Parte da arquibancada do futuro estádio do Corinthians foi destruída.
A pressa pode ter sido, no caso a inimiga da perfeição, pois a obra tinha prazo de entrega para dezembro deste ano e fará parte das arenas a serem utilizadas na Copa do Mundo de Futebol de 2014.
Muito corretamente, o Sindicato dos Trabalhadores de Indústria de Construção Pesada já pediu ao Ministério do Trabalho e Emprego o embargo da obra do Itaquerão.
Para representantes da entidade, é certo que a obra deve ficar paralisada até o final da perícia policial porque esse é o procedimento padrão em caso de mortes.
Infelizmente, pela vasta experiência que tenho como presidente do Sindicato dos Trabalhadores da Construção Civil de São Paulo, trata-se de mais um caso onde a gula por lucros e oportunidades se impõe aos direitos dos trabalhadores.
Recentemente, na órbita do nosso Sindicato, que não é a mesma do da pesada, tivemos a queda do prédio que vinha sendo construído pela Salvatta Engenharia na Avenida Mateo Bei, em São Mateus, onde morreram 10 pessoas e outras seis ficaram feridas.
Isso já tem bons pares de meses que aconteceu.

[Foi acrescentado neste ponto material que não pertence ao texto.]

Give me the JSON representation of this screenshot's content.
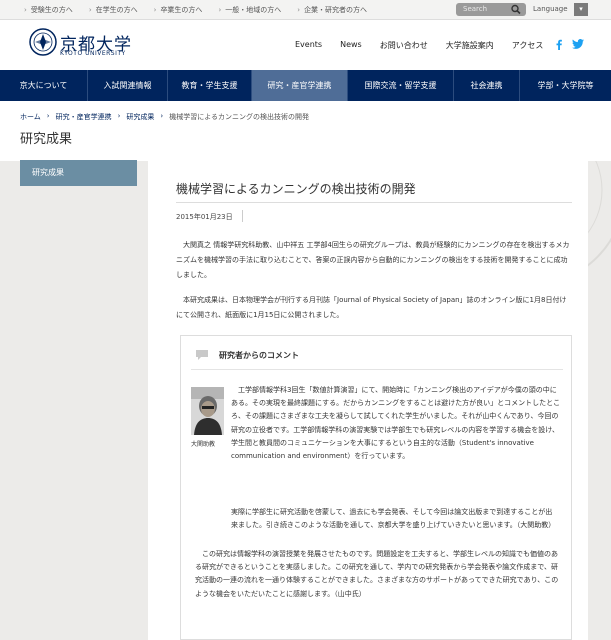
{
  "toplinks": [
    "受験生の方へ",
    "在学生の方へ",
    "卒業生の方へ",
    "一般・地域の方へ",
    "企業・研究者の方へ"
  ],
  "search": {
    "placeholder": "Search"
  },
  "language": {
    "label": "Language"
  },
  "logo": {
    "jp": "京都大学",
    "en": "KYOTO UNIVERSITY"
  },
  "headnav": [
    "Events",
    "News",
    "お問い合わせ",
    "大学施設案内",
    "アクセス"
  ],
  "mainnav": [
    {
      "label": "京大について",
      "active": false
    },
    {
      "label": "入試関連情報",
      "active": false
    },
    {
      "label": "教育・学生支援",
      "active": false
    },
    {
      "label": "研究・産官学連携",
      "active": true
    },
    {
      "label": "国際交流・留学支援",
      "active": false
    },
    {
      "label": "社会連携",
      "active": false
    },
    {
      "label": "学部・大学院等",
      "active": false
    }
  ],
  "breadcrumb": [
    "ホーム",
    "研究・産官学連携",
    "研究成果",
    "機械学習によるカンニングの検出技術の開発"
  ],
  "page_title": "研究成果",
  "sidebar": {
    "active_item": "研究成果"
  },
  "article": {
    "title": "機械学習によるカンニングの検出技術の開発",
    "date": "2015年01月23日",
    "paragraphs": [
      "大関真之 情報学研究科助教、山中祥五 工学部4回生らの研究グループは、教員が経験的にカンニングの存在を検出するメカニズムを機械学習の手法に取り込むことで、答案の正誤内容から自動的にカンニングの検出をする技術を開発することに成功しました。",
      "本研究成果は、日本物理学会が刊行する月刊誌「Journal of Physical Society of Japan」誌のオンライン版に1月8日付けにて公開され、紙面版に1月15日に公開されました。"
    ]
  },
  "comment": {
    "heading": "研究者からのコメント",
    "photo_caption": "大関助教",
    "text1": "工学部情報学科3回生「数値計算演習」にて、開始時に「カンニング検出のアイデアが今僕の頭の中にある。その実現を最終課題にする。だからカンニングをすることは避けた方が良い」とコメントしたところ、その課題にさまざまな工夫を凝らして試してくれた学生がいました。それが山中くんであり、今回の研究の立役者です。工学部情報学科の演習実験では学部生でも研究レベルの内容を学習する機会を設け、学生間と教員間のコミュニケーションを大事にするという自主的な活動（Student's innovative communication and environment）を行っています。",
    "text1b": "実際に学部生に研究活動を啓蒙して、過去にも学会発表、そして今回は論文出版まで到達することが出来ました。引き続きこのような活動を通して、京都大学を盛り上げていきたいと思います。（大関助教）",
    "text2": "この研究は情報学科の演習授業を発展させたものです。問題設定を工夫すると、学部生レベルの知識でも価値のある研究ができるということを実感しました。この研究を通して、学内での研究発表から学会発表や論文作成まで、研究活動の一連の流れを一通り体験することができました。さまざまな方のサポートがあってできた研究であり、このような機会をいただいたことに感謝します。（山中氏）"
  },
  "colors": {
    "navy": "#00245d",
    "nav_active": "#4f6d97",
    "sidebar": "#6b8ea3",
    "twitter": "#1da1f2"
  }
}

Fizemos greves, passeatas, fomos pedir satisfação junto aos órgãos públicos responsáveis, deles tirando a promessa de que tudo seria esclarecido rapidamente com a punição dos responsáveis etc. etc. Nenhum resultado até agora…
O que nos preocupa, além, óbvio, do crescente número de mortes e mutilações no setor, é a morosidade da Justiça.
Se o planejamento de obras que desmoronam demorasse tanto quanto a realização da perícia, certamente viveríamos no melhor dos mundos, sem situações tão desagradáveis como essas.
É de se perguntar qual o motivo de tanta lerdeza na apuração dos fatos? Que não sejam motivos corporativos é o mínimo a se esperar.
Estamos irmanados com o Sindicato de Trabalhadores da Indústria da Construção Pesada.
Também queremos, assim como toda a sociedade, saber o motivo do desastre no Itaquerão.
É preciso acabar com a impunidade em nosso País.
Ninguém aguenta mais tantas falcatruas. Negociatas que começam na supervalorização de obras (onde é aplicado dinheiro público a rodo) e terminam com morte de trabalhadores submetidos a tratamento desumano.
Antonio de Sousa Ramalho
Presidente do Sindicato dos Trabalhadores da Construção Civil de São Paulo e deputado estadual (PSDB)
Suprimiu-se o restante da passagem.